In Problems 69-78, find each defi 71. \( \int_{0}^{2} \frac{e^{2 x}}{e^{2 x}+1} d x \) 73. \( \int_{1}^{3} \frac{1}{x^{2}} \sqrt{1-\frac{1}{x}} d x \) 75. \( \int_{0}^{3} \frac{d x}{x \ln x} \) 77. \( \int_{0}^{\pi} \frac{x d x}{1+x^{4}} \)

To tackle each of these integrals, consider their properties and potential substitutions that can simplify the process. For the first integral, you might want to use the substitution \( u = e^{2x} \) which transforms the \( e^{2x} \) term and also helps simplify the fraction. For the second integral, notice that the integrand involves \( x^{-2} \) and a square root; a substitution such as \( y = \sqrt{1 - \frac{1}{x}} \) could streamline the evaluation.
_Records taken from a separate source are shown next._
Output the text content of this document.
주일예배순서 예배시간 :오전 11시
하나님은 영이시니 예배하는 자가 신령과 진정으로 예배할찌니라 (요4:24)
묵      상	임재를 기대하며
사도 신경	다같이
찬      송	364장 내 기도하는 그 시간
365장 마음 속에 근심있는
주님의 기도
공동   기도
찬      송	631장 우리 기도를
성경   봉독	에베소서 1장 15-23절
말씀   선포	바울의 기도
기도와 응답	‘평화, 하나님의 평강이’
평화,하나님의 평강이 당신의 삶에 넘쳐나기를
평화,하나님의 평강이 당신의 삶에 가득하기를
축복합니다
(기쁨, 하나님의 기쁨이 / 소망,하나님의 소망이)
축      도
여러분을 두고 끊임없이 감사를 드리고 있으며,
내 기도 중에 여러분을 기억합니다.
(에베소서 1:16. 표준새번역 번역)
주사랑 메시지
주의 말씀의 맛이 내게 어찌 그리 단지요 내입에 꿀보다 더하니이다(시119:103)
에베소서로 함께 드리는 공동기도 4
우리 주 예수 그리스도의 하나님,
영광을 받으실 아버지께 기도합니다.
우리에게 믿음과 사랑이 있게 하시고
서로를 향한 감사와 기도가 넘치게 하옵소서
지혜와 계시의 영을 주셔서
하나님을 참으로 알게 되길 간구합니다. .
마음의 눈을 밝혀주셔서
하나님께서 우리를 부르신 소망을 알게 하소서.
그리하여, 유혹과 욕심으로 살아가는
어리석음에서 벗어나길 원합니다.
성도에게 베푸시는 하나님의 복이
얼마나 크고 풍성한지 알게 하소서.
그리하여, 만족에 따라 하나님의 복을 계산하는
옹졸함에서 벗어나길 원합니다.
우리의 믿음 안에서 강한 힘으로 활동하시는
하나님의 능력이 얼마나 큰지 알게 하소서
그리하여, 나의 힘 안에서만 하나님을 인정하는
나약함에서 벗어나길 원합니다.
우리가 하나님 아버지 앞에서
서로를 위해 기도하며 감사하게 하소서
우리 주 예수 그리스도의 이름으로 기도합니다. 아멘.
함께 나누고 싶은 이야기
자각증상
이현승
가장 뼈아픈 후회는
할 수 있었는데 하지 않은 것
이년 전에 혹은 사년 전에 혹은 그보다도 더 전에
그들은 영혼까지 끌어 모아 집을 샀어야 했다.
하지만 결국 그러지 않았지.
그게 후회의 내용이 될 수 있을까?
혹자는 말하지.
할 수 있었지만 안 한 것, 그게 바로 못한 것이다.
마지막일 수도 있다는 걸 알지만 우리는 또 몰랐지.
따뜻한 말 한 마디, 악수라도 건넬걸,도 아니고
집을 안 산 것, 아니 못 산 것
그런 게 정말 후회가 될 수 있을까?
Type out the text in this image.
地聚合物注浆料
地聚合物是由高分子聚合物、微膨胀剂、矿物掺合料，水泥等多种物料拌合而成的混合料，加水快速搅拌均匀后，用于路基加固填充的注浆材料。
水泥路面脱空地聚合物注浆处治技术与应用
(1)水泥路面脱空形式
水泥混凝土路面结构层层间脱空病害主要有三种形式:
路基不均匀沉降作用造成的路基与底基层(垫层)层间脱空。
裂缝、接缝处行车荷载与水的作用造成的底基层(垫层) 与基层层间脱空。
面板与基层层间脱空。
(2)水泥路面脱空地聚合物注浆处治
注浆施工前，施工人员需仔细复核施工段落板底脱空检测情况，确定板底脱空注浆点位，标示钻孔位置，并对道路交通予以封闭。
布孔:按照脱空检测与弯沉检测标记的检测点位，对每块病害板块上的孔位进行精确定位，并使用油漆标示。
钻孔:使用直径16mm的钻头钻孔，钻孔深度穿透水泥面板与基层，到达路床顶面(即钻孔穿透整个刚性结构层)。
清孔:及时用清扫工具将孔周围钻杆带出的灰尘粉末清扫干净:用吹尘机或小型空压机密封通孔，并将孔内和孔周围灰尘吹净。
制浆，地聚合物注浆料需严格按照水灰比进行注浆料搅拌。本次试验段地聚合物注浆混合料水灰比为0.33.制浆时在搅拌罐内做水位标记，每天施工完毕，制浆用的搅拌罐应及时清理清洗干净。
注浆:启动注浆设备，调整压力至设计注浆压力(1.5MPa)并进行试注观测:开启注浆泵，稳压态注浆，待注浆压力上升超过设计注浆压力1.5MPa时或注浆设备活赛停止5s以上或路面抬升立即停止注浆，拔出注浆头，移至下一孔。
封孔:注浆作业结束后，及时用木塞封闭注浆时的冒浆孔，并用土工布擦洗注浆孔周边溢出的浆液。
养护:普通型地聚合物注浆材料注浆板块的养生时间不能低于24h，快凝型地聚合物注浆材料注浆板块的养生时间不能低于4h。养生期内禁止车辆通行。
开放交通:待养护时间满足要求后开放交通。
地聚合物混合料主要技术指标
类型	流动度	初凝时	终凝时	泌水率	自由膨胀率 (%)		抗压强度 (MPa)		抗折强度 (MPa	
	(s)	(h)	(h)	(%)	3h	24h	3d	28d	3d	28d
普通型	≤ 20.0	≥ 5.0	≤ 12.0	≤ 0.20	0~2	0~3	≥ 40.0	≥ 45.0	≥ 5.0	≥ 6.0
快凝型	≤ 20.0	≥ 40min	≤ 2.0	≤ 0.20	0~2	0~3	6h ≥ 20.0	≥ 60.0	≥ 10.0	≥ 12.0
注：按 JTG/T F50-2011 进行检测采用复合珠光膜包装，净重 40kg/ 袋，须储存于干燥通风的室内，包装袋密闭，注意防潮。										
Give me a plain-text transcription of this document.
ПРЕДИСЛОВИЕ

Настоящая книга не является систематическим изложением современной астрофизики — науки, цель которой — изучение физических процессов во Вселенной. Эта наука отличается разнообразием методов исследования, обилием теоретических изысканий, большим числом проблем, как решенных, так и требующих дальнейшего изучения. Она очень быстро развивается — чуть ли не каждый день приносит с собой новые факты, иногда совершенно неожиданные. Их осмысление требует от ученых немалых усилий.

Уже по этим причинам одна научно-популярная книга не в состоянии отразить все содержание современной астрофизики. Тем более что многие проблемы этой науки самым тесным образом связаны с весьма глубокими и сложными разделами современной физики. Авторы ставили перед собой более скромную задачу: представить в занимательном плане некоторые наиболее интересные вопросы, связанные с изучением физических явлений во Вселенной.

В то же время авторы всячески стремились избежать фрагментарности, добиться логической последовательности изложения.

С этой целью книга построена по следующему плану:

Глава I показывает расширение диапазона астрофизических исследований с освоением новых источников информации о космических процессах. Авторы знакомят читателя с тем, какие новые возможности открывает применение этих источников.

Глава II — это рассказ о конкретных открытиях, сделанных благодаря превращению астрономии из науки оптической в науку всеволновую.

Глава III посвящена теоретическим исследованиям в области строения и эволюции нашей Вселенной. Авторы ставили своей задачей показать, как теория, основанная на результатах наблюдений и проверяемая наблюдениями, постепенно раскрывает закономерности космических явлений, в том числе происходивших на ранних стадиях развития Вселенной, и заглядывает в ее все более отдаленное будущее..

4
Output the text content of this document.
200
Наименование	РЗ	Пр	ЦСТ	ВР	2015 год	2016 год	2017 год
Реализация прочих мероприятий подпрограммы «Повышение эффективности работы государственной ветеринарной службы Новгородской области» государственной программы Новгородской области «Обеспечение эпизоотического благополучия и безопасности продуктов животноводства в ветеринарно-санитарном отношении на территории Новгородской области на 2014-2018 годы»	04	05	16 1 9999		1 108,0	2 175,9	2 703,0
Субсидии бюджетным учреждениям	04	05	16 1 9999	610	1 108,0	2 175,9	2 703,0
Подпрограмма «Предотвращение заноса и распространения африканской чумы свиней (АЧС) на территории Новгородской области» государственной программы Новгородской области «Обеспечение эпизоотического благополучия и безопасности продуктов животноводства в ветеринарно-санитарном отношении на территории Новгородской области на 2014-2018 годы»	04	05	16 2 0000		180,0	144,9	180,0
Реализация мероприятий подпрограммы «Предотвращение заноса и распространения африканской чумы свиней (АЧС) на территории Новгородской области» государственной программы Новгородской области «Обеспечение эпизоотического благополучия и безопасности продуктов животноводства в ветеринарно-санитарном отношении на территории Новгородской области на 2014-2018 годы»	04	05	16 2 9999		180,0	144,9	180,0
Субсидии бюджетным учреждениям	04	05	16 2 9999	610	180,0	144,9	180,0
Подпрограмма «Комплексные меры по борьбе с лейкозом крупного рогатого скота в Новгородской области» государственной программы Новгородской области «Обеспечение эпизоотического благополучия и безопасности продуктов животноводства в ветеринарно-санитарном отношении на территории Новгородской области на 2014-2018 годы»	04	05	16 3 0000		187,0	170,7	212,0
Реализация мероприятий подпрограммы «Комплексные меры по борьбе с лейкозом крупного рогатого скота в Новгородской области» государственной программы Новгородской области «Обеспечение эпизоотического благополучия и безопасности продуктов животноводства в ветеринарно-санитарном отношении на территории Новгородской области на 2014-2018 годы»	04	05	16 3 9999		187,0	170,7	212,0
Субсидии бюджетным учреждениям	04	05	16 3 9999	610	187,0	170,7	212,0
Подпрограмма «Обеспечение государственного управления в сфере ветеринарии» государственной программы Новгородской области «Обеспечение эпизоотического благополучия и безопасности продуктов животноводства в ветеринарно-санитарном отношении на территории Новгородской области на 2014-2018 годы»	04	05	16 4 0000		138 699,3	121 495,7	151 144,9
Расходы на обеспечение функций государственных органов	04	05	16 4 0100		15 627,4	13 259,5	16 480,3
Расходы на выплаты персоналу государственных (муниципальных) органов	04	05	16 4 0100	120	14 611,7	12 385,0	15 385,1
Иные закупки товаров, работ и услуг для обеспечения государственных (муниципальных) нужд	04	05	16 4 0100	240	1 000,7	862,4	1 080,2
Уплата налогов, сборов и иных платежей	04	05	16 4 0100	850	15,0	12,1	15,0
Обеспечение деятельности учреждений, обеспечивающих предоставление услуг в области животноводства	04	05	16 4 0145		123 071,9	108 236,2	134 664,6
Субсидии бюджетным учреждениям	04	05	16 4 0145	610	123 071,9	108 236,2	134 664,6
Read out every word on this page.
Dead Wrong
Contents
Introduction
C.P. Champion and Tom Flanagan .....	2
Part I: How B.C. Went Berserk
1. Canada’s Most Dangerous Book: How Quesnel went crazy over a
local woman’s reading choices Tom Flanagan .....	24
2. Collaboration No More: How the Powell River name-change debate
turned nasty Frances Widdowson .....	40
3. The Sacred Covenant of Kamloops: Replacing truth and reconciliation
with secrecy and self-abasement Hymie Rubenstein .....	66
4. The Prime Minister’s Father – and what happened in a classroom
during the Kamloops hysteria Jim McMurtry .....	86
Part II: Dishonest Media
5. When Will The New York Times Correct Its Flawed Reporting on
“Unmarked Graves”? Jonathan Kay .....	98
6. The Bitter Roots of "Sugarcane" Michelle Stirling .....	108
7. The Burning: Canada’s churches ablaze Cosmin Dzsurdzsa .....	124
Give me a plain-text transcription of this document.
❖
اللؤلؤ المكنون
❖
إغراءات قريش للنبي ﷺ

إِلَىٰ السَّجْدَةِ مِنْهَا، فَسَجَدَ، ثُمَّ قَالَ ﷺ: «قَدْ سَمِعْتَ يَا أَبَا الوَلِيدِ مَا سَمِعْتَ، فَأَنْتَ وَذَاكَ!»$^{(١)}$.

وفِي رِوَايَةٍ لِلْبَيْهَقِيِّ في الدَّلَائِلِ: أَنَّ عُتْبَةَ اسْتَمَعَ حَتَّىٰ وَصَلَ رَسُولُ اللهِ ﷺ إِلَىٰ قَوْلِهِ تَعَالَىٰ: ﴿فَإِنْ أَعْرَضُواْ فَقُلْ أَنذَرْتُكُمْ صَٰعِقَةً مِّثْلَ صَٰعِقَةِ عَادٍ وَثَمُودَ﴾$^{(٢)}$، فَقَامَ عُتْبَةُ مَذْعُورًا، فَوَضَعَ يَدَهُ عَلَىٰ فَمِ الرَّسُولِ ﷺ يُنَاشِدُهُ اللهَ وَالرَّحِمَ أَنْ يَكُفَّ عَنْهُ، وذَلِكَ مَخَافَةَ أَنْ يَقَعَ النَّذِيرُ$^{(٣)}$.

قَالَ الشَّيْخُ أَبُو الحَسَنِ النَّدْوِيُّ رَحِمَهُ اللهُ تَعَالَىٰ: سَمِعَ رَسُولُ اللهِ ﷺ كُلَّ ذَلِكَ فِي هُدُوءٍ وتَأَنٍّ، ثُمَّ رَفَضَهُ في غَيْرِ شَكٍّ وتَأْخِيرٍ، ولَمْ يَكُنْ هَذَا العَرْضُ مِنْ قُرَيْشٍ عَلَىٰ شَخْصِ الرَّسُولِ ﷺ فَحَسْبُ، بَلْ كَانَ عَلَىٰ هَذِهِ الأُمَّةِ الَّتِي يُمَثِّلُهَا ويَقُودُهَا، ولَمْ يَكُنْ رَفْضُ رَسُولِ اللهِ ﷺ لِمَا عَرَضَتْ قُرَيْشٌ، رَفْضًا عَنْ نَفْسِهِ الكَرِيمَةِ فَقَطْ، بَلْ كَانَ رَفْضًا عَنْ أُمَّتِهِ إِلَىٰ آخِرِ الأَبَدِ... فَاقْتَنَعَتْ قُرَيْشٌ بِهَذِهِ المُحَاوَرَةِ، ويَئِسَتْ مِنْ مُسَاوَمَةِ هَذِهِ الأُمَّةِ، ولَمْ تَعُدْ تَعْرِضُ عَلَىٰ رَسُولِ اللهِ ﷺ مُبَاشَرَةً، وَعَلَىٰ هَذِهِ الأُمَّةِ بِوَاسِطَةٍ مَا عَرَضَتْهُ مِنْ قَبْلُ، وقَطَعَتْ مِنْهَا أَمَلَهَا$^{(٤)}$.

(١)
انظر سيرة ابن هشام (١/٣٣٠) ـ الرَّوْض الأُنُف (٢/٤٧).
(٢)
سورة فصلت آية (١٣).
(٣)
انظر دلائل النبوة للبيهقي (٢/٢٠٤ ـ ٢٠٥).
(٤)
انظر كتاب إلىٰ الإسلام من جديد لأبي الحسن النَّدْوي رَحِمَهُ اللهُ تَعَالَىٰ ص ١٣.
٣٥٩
For the third integral, consider a logarithmic substitution or recognizing that \( \ln x \) approaches infinity as \( x \) approaches 0, potentially leading to an improper integral. The final integral suggests symmetry properties and might benefit from the properties of definite integrals, especially considering periodic functions. By applying these strategies and being mindful of the limits of integration as you substitute, you'll discover a clearer path to solving these integrals while avoiding common pitfalls like improper limits or undefined behavior of the integrands.